According to the New York Times,  “Raffaello Follieri, from San Giovanni Rotondo on the spur of Italy’s boot, is alive and kicking in his $40,000-a-month duplex on Fifth Avenue. Age 29, he used empty claims of church ties to befriend Douglas Band, a top aide to Bill Clinton. Band then smoothed the way to Clinton’s moneyed entourage, including the California billionaire Ronald Burkle.”

“Mr. Follieri received an onstage thanks from Mr. Clinton after pledging $50 million to the Clinton Global Initiative. The money has not been paid.”

“Mr. Follieri’s business cachet — his link to the Catholic Church — was contrived, the government said. It consisted of an administrative employee at the Vatican whom he paid.”

“Mr. Follieri also hired a relative of a former Vatican official as well as his own father, claiming that his father had a special relationship with the Vatican. In an apparent effort to build ostensible ties to the church, Mr. Follieri also met with clergy and traveled with a monsignor.”

In another story, the Times further explains that “Attractive and charming, [Follieri] rapidly moved into the world of billionaires and political figures. His entree was helped when he met and befriended Douglas Band, a top aide to Bill Clinton who brought Mr. Follieri into contact with the former president and Mr. Burkle.”
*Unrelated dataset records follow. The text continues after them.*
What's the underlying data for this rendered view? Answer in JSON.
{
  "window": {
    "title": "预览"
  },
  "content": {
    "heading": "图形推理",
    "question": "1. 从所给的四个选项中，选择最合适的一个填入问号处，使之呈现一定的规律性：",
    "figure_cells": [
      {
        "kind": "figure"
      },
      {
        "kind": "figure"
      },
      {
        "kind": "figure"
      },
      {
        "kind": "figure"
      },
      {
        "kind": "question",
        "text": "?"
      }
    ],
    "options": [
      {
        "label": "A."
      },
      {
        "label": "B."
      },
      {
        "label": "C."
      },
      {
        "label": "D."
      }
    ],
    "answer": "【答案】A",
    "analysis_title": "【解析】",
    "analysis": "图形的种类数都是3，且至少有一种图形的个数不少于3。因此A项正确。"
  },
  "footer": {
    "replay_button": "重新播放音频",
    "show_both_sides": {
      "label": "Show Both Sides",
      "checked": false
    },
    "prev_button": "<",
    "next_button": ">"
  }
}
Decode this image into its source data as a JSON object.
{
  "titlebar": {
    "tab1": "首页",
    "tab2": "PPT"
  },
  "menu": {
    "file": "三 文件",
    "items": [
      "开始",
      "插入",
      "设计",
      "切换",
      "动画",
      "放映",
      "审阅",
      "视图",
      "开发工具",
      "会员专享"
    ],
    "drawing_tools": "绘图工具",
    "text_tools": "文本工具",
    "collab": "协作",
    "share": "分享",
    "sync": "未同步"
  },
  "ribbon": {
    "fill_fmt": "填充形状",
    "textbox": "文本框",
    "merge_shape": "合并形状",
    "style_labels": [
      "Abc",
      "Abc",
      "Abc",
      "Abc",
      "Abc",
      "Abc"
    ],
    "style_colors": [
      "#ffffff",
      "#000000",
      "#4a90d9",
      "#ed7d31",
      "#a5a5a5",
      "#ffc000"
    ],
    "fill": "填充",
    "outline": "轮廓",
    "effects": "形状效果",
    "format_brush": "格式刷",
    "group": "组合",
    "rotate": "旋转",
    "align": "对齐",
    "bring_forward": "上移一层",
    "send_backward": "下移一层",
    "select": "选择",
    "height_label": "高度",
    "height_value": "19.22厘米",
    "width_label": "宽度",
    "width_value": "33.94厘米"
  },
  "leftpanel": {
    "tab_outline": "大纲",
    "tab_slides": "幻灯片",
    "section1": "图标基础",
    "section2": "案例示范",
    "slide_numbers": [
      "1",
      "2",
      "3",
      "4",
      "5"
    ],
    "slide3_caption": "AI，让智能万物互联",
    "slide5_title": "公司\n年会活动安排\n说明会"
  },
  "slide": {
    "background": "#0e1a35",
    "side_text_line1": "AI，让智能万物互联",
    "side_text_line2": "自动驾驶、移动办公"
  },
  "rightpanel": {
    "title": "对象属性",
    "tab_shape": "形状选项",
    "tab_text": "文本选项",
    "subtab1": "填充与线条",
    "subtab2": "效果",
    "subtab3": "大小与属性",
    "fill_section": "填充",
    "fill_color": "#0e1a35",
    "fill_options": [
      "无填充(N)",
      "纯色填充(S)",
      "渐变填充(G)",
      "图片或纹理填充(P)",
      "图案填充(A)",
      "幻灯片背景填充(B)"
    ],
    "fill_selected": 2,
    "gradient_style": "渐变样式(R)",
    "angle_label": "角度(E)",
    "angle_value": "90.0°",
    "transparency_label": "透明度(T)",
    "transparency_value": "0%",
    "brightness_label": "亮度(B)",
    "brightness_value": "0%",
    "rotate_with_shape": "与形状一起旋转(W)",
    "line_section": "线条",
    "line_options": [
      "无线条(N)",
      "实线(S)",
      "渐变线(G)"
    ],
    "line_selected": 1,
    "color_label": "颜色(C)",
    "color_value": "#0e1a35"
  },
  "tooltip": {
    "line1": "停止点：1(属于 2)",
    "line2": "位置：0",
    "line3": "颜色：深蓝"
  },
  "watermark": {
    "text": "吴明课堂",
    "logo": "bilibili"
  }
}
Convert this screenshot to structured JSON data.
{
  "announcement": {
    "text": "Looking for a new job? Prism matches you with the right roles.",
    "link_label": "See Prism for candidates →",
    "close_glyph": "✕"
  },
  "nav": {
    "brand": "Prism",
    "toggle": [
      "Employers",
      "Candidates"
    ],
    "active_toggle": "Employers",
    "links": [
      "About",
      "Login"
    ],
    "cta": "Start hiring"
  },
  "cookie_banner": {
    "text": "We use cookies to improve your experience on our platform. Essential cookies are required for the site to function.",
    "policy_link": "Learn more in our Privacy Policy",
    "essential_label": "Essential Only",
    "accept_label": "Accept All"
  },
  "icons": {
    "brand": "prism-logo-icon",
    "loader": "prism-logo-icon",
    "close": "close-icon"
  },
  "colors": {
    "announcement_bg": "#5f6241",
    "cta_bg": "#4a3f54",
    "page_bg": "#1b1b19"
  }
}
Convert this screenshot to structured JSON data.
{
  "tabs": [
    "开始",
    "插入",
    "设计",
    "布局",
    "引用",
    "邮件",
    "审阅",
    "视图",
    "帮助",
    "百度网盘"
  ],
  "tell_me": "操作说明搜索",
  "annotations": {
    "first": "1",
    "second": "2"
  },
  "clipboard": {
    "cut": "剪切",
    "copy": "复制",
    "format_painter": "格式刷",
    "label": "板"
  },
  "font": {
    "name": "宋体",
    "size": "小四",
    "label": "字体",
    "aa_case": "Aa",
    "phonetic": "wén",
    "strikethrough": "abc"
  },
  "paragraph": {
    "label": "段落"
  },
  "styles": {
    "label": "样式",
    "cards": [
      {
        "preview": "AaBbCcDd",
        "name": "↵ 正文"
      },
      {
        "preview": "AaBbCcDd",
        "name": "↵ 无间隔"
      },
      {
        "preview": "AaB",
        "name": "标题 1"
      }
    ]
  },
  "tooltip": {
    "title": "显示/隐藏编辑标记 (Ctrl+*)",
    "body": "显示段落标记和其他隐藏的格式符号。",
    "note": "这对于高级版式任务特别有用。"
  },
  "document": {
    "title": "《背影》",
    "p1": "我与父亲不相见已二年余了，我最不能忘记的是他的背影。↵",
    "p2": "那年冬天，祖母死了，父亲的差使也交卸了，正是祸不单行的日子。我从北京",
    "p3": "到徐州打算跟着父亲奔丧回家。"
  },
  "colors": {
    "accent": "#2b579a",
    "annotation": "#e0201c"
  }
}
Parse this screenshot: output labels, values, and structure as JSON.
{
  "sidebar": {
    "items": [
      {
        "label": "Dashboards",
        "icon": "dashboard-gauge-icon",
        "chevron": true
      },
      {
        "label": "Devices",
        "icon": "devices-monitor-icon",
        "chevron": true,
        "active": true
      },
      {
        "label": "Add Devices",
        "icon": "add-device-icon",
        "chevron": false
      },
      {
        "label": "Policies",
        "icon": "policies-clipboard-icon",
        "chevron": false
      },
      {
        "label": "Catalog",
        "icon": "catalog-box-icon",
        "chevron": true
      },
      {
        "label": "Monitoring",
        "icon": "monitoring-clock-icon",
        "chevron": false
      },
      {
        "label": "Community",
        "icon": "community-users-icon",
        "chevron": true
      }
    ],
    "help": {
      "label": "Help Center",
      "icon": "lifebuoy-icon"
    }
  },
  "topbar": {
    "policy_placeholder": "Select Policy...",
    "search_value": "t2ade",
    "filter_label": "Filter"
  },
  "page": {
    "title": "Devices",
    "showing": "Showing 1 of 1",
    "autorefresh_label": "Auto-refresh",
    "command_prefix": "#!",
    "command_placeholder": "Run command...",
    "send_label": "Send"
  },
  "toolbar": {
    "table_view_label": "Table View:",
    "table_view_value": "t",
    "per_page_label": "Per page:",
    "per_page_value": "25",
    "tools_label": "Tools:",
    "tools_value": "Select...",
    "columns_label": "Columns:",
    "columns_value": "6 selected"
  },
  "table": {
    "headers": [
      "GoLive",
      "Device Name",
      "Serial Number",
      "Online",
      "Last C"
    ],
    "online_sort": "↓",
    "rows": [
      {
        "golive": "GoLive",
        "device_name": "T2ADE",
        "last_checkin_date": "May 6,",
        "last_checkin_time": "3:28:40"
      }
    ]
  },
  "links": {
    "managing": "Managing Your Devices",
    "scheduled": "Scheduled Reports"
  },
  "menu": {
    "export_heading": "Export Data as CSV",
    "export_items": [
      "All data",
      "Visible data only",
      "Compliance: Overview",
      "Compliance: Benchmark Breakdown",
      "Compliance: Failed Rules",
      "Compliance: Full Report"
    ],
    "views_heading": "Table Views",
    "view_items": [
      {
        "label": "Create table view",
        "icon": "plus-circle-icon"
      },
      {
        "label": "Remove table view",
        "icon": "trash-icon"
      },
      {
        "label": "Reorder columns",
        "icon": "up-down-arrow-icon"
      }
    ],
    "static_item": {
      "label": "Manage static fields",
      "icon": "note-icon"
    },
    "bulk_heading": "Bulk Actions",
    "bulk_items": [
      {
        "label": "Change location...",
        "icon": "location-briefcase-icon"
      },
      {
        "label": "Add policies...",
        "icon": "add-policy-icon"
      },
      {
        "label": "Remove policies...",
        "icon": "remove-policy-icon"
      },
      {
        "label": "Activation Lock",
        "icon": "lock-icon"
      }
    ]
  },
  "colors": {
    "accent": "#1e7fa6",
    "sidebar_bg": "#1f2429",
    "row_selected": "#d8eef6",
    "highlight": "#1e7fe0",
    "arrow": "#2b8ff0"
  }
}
“That relationship birthed the unhappy union of Burkle’s Yucaipa investment operation, of which Clinton is a senior adviser, and the Follieri Group in a venture to acquire Catholic Church property Follieri said he’d get on the cheap.”

“From mid-2005, Burkle plowed $55.6 million into this enterprise, only to conclude Follieri was devoting a chunk of it to good living. A suit filed by Yucaipa in Delaware in May contends Follieri has been ‘systematically misappropriating the assets’ to indulge in ‘massive charges for five-star lodging’, ‘dog care’ and ‘inappropriate jet travel’ for himself and ‘his actress girlfriend’.  That’s Anne Hathaway, of The Devil Wears Prada.”

Burkle’s lawsuit against Follieri was dismissed after Follieri agreed to pay back more than $1.3 million.

Then, last week, Follieri was arrested in New York and charged with 12 counts of fraud and money laundering.  He could get life in prison.

The charges against Follieri include:

  • Six counts of wire fraud and each count carries a maximum sentence of 20 years in prison.
  • Five counts of money laundering with each count  carrying a maximum sentence of 20 years in jail.
  • One count of conspiracy to commit wire fraud, which carries a maximum penalty of 5 years behind bars.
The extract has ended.